SSAS Case Study: Improve Business Cashflow

How To Improve Business Cashflow With A SSAS Loanback

Combining An Old Pension With A New Contribution Allowed Trevor To Generate Increased Cashflow For His Business

As Trevor’s business continued to prosper, he expected to make a decent pre-tax profit.  However, the high demand on cashflow began to stifle the business’ rapid expansion.

Trevor has money invested in a personal pension taken out many years ago.  In addition to his contributions, he used it to contract out of the State Earnings Related Pension Scheme.

Trevor established a SSAS for his business and funded it with the transfer in of his personal pension. 

Trevor’s company made a substantial pension contribution for him, significantly increasing the total value of the SSAS. 

Rather than have the SSAS provider fees paid from within the SSAS, he chose to pay them from his business for two reasons:

  • 1. It left more money invested in his tax privileged SSAS
  • 2. As his business is VAT registered, it could reclaim the VAT

To enable to business to continue to grow, the SSAS granted a loanback to Trevor’s business. 

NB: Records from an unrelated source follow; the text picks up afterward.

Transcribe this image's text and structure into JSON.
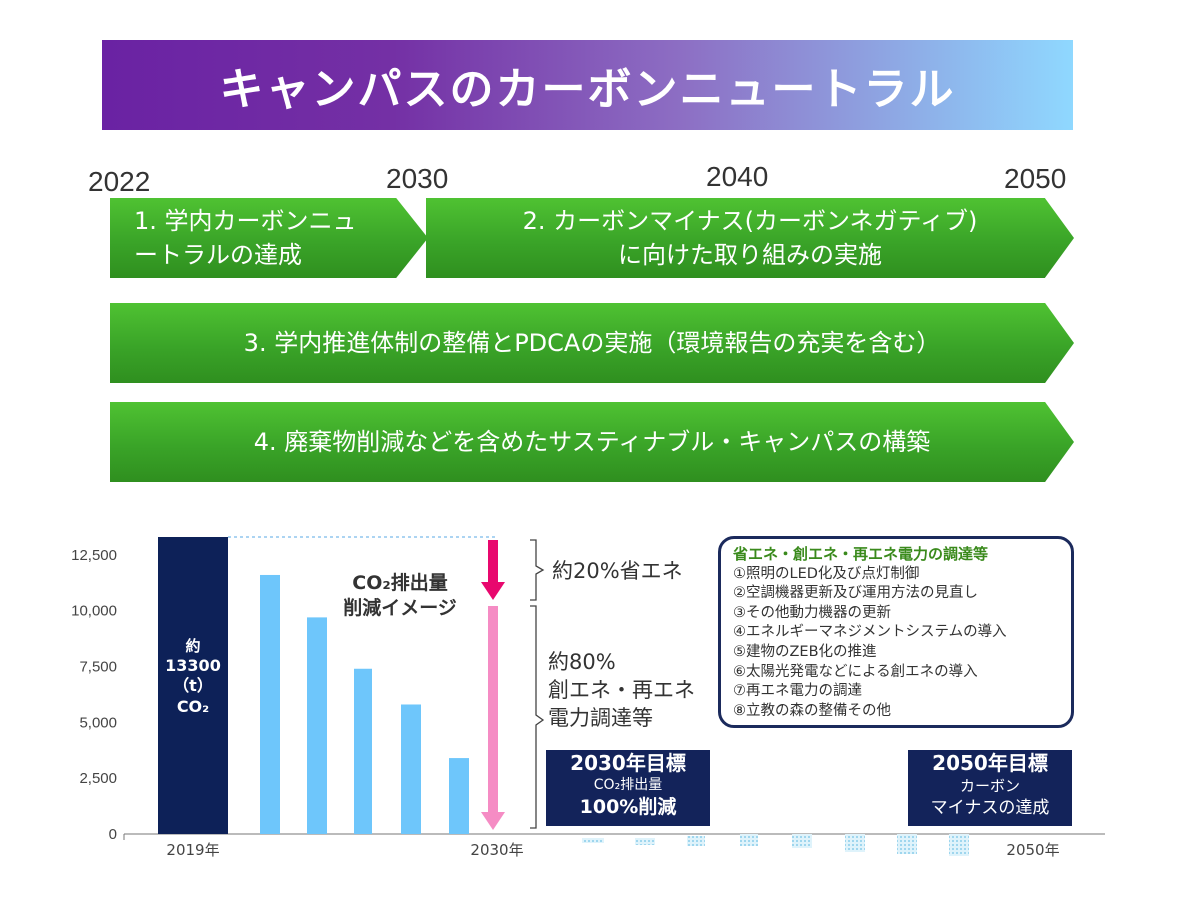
{
  "title": "キャンパスのカーボンニュートラル",
  "timeline": {
    "years": [
      "2022",
      "2030",
      "2040",
      "2050"
    ],
    "arrows": [
      {
        "lines": [
          "1. 学内カーボンニュ",
          "ートラルの達成"
        ]
      },
      {
        "lines": [
          "2. カーボンマイナス(カーボンネガティブ)",
          "に向けた取り組みの実施"
        ]
      },
      {
        "lines": [
          "3. 学内推進体制の整備とPDCAの実施（環境報告の充実を含む）"
        ]
      },
      {
        "lines": [
          "4. 廃棄物削減などを含めたサスティナブル・キャンパスの構築"
        ]
      }
    ]
  },
  "colors": {
    "baseline_bar": "#0d2158",
    "projection_bar": "#6ec6fb",
    "reduction_arrow_top": "#e8086e",
    "reduction_arrow_bottom": "#f58cc4",
    "arrow_green": "#3aa428",
    "target_box": "#13235a"
  },
  "chart_data": {
    "type": "bar",
    "ylim": [
      0,
      13300
    ],
    "yticks": [
      "12,500",
      "10,000",
      "7,500",
      "5,000",
      "2,500",
      "0"
    ],
    "ytick_values": [
      12500,
      10000,
      7500,
      5000,
      2500,
      0
    ],
    "x_labels": {
      "start": "2019年",
      "mid": "2030年",
      "end": "2050年"
    },
    "series": [
      {
        "values": [
          13300,
          11600,
          9700,
          7400,
          5800,
          3400
        ]
      }
    ],
    "baseline_label": [
      "約",
      "13300",
      "（t）",
      "CO₂"
    ],
    "annotation": [
      "CO₂排出量",
      "削減イメージ"
    ],
    "reductions": [
      {
        "label": "約20%省エネ"
      },
      {
        "lines": [
          "約80%",
          "創エネ・再エネ",
          "電力調達等"
        ]
      }
    ]
  },
  "measures": {
    "title": "省エネ・創エネ・再エネ電力の調達等",
    "items": [
      "①照明のLED化及び点灯制御",
      "②空調機器更新及び運用方法の見直し",
      "③その他動力機器の更新",
      "④エネルギーマネジメントシステムの導入",
      "⑤建物のZEB化の推進",
      "⑥太陽光発電などによる創エネの導入",
      "⑦再エネ電力の調達",
      "⑧立教の森の整備その他"
    ]
  },
  "targets": [
    {
      "lines": [
        "2030年目標",
        "CO₂排出量",
        "100%削減"
      ]
    },
    {
      "lines": [
        "2050年目標",
        "カーボン",
        "マイナスの達成"
      ]
    }
  ]
}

The loanback advanced was equal to the contribution the business had just contributed for Trevor.

It meant that other than the SSAS fees, the net cost to the company was neutral.

The loanback was arranged over five years, on a capital and interest basis, at a competitive interest rate of 3 per cent above base.  Trevor secured the loanback with a charge over some land he owned personally.

Trevor chose to invest the balance of his SSAS fund in a range of stockmarket assets, some cash deposits and a small amount of peer-to-peer lending.

Trevor improved the cashflow position of his business using a loanback, by wiping out the business’ Corporation Tax bill.

The SSAS was diversified across a range of asset classes in line with Trevor’s investment choices.  The loanback interest was paid directly into the SSAS, growing the value of Trevor’s fund in the process.